AI app aids pastors with sermons

A new AI platform called Pulpit AI, designed to assist pastors in delivering their sermons more effectively, is set to launch on 22 July. Created by Michael Whittle and Jake Sweetman, the app allows pastors to upload their sermons in various formats such as audio, video, manuscript, or outline. The app generates content like devotionals, discussion questions, newsletters, and social media posts. The aim is to ease the workload of church staff while enhancing communication with the congregation.

Whittle and Sweetman, who have been friends for over a decade, developed the idea from their desire to extend the impact of a sermon beyond Sunday services. They believe Pulpit AI can significantly benefit pastors who invest substantial time preparing sermons by repurposing their content for broader use without additional effort. This AI tool does not create sermons but generates supplementary materials based on the original sermon, ensuring the content remains faithful to the pastor’s message.

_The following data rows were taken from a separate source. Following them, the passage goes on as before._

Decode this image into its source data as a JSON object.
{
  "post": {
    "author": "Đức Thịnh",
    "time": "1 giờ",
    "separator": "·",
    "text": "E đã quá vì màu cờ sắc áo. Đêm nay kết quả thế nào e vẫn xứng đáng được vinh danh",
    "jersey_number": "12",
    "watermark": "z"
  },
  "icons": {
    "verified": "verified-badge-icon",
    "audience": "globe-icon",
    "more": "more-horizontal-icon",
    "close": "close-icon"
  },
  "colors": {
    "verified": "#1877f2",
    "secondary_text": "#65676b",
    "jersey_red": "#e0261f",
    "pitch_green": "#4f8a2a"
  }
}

Despite the enthusiasm, some, like Dr Charlie Camosy from Creighton University, urge caution in adopting AI within the church. He suggests that while AI can be a valuable tool, it is crucial to consider its long-term implications on human interactions and the traditional processes within the church. Nonetheless, pastors who have tested Pulpit AI, such as Pastor Adam Mesa of Patria Church, report significant benefits in managing their communication and expanding their outreach efforts.

Researchers develop a method to improve reward models using LLMs for synthetic critiques

Researchers from Cohere and the University of Oxford have introduced an innovative method to enhance reward models (RMs) in reinforcement learning from human feedback (RLHF) by leveraging large language models (LLMs) for synthetic critiques. The novel approach aims to reduce the extensive time and cost associated with human annotation, which is traditionally required for training RMs to predict scores based on human preferences.

In their paper, ‘Improving Reward Models with Synthetic Critiques’, the researchers detailed how LLMs could generate critiques that evaluate the relationship between prompts and generated outputs, predicting scalar rewards. These synthetic critiques improved the performance of reward models on various benchmarks by providing additional feedback on aspects like instruction following, correctness, and style, leading to better assessment and scoring of language models.

The study highlighted that high-quality synthetic critiques significantly increased data efficiency, with one enhanced preference pair as valuable as forty non-enhanced pairs. The approach makes the training process more cost-effective and has the potential to match or surpass traditional reward models, as demonstrated by GPT-4.0’s performance in certain benchmarks.

As the field continues to explore alternatives to RLHF, including reinforcement learning from AI feedback (RLAIF), this research indicates a promising shift towards AI-based critiquing, potentially transforming how major AI players such as Google, OpenAI, and Meta align their large language models.